Customer: So what grade are you in?
Me (grinning mischievously): I'm in grad school, sir.
Customer (clearly stunned!): No kidding? Where at and what for?
Me: Denver Seminary. Divinity.
Customer: Damn! (Backtracks) I mean, uh, dang, that's intense (I think it's hilarious when people instantly clean themselves up around me when they find out I'm in seminary!). Whatya wanna do with that?
Me (trying to keep the line moving so I don't get in trouble): Chaplaincy.
Customer: Military?
Me: Rape crisis center.
Customer (clearly blown away): Wow. You've got quite a future ahead of you, kid.
I am a unique force to reckon with, that is for sure. Poor guy, he probably thought nothing of making a little small talk with the broke ex-college student who is ringing up his sandwich. Boy did he get a surprise!
I love how brief exchanges with strangers like this can teach you a lot about the inaccuracy of first impressions. I remember feeling similar shock when a blonde, peppy acquaintance whom I honestly wrote off as vapid and ditzy told me she wanted to be a biochemist. That lead me to think about how people are not always what they seem...the private battles we fight behind publicly projected images of calm, cool, and collected...the battles that may or may not lead to occupational callings. And that, friends, is what lead me to the idea for my next book:
Two teenage girls, two experiences with sexual
assault: one committed by a stranger, the other by a boyfriend. Neither girl
quite believes the other when she shares her story: wasn’t she ‘asking for it’
by walking home alone so late at night? Why didn’t she just end the
relationship if he really treated her that way?
Insert Title Here is a raw, emotional book that
explores the impact of rape culture on modern society. Told in alternating
perspectives from two survivors, it unpacks the common myths of sexual assault,
revealing important truths that every woman needs to know.
Yes, barely six months after the publication of the first one, I've gone and started another. I'm already 90 pages into the manuscript, and I imagine this one will appeal to a much wider audience than the first. But this isn't a "fun" book to write; rather, I think it's a necessary one. I toyed with the idea of writing from the perspective of both the victim and the perpetrator, but decided against it because really, I have no idea what goes on in the heads of the kind of men who prey on women. I can only write about what I know...but even that is one-sided. There are so many ways to address this complex, controversial, multifaceted issue.

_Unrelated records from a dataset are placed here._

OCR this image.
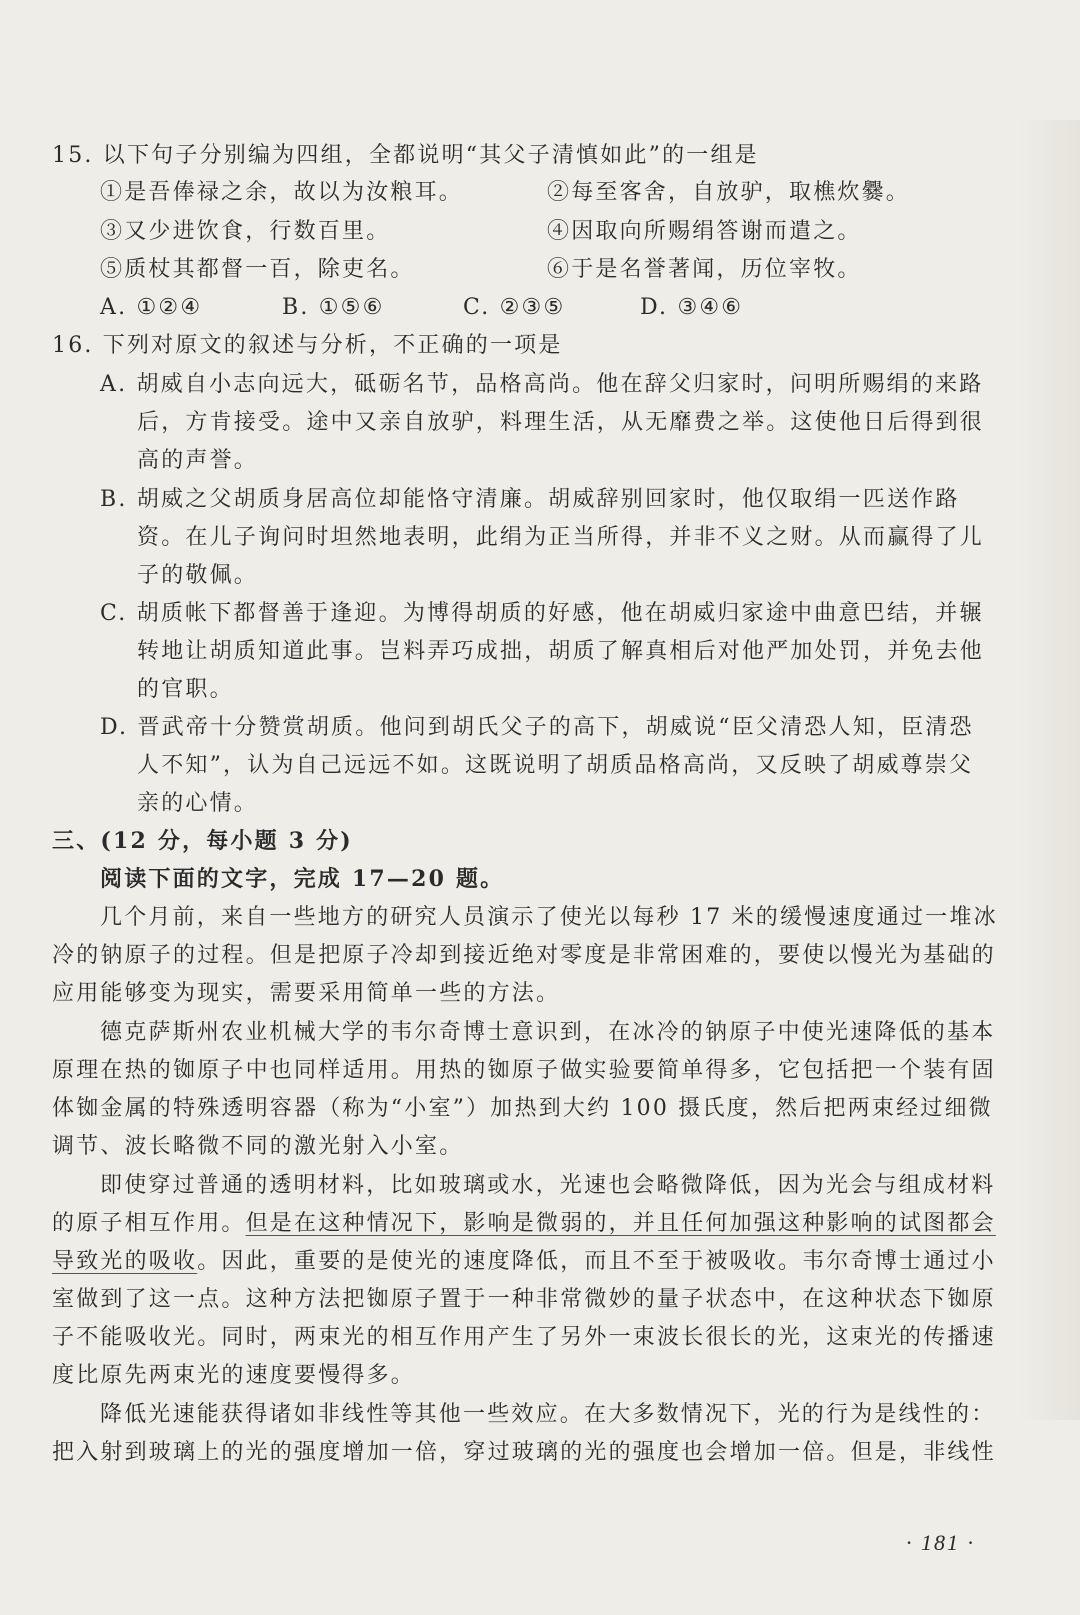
15. 以下句子分别编为四组，全都说明“其父子清慎如此”的一组是
①是吾俸禄之余，故以为汝粮耳。	②每至客舍，自放驴，取樵炊爨。
③又少进饮食，行数百里。	④因取向所赐绢答谢而遣之。
⑤质杖其都督一百，除吏名。	⑥于是名誉著闻，历位宰牧。
A. ①②④	B. ①⑤⑥	C. ②③⑤	D. ③④⑥
16. 下列对原文的叙述与分析，不正确的一项是
A. 胡威自小志向远大，砥砺名节，品格高尚。他在辞父归家时，问明所赐绢的来路
后，方肯接受。途中又亲自放驴，料理生活，从无靡费之举。这使他日后得到很
高的声誉。
B. 胡威之父胡质身居高位却能恪守清廉。胡威辞别回家时，他仅取绢一匹送作路
资。在儿子询问时坦然地表明，此绢为正当所得，并非不义之财。从而赢得了儿
子的敬佩。
C. 胡质帐下都督善于逢迎。为博得胡质的好感，他在胡威归家途中曲意巴结，并辗
转地让胡质知道此事。岂料弄巧成拙，胡质了解真相后对他严加处罚，并免去他
的官职。
D. 晋武帝十分赞赏胡质。他问到胡氏父子的高下，胡威说“臣父清恐人知，臣清恐
人不知”，认为自己远远不如。这既说明了胡质品格高尚，又反映了胡威尊崇父
亲的心情。
三、(12 分，每小题 3 分)
阅读下面的文字，完成 17—20 题。
几个月前，来自一些地方的研究人员演示了使光以每秒 17 米的缓慢速度通过一堆冰
冷的钠原子的过程。但是把原子冷却到接近绝对零度是非常困难的，要使以慢光为基础的
应用能够变为现实，需要采用简单一些的方法。
德克萨斯州农业机械大学的韦尔奇博士意识到，在冰冷的钠原子中使光速降低的基本
原理在热的铷原子中也同样适用。用热的铷原子做实验要简单得多，它包括把一个装有固
体铷金属的特殊透明容器（称为“小室”）加热到大约 100 摄氏度，然后把两束经过细微
调节、波长略微不同的激光射入小室。
即使穿过普通的透明材料，比如玻璃或水，光速也会略微降低，因为光会与组成材料
的原子相互作用。但是在这种情况下，影响是微弱的，并且任何加强这种影响的试图都会
导致光的吸收。因此，重要的是使光的速度降低，而且不至于被吸收。韦尔奇博士通过小
室做到了这一点。这种方法把铷原子置于一种非常微妙的量子状态中，在这种状态下铷原
子不能吸收光。同时，两束光的相互作用产生了另外一束波长很长的光，这束光的传播速
度比原先两束光的速度要慢得多。
降低光速能获得诸如非线性等其他一些效应。在大多数情况下，光的行为是线性的：
把入射到玻璃上的光的强度增加一倍，穿过玻璃的光的强度也会增加一倍。但是，非线性
· 181 ·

So, a great deal of research and maybe some imagination is required for this piece...but I'm eager to do it. No, I haven't signed up for an "easy life" (whatever that is) with lots of cushioning and lots of cash. It's been said that I tend to make things harder for myself than is necessary. This is only because my experiences of searing private pain have driven me to want to help others with theirs.
Here's the thing about me and writing: if it's important to me, it has to go on paper. Otherwise, it's like the experience (whatever it may be) never happened. Or that the person who confided in me about something doesn't matter to me. Therefore, I have a feeling that most of my books (yes, I plan on writing for as long as my hands work!) will be, in the words of that customer, "intense." There's a time and a place for "vacation literature," the kind you can enjoy without having to think too much, but there's waaaay too much chaos in my head to produce any of that, at least for the time being. I'll keep my light, airy ideas to my blog for now :)
Also, should anyone have an idea for a title for this new book, PLEASE let me know!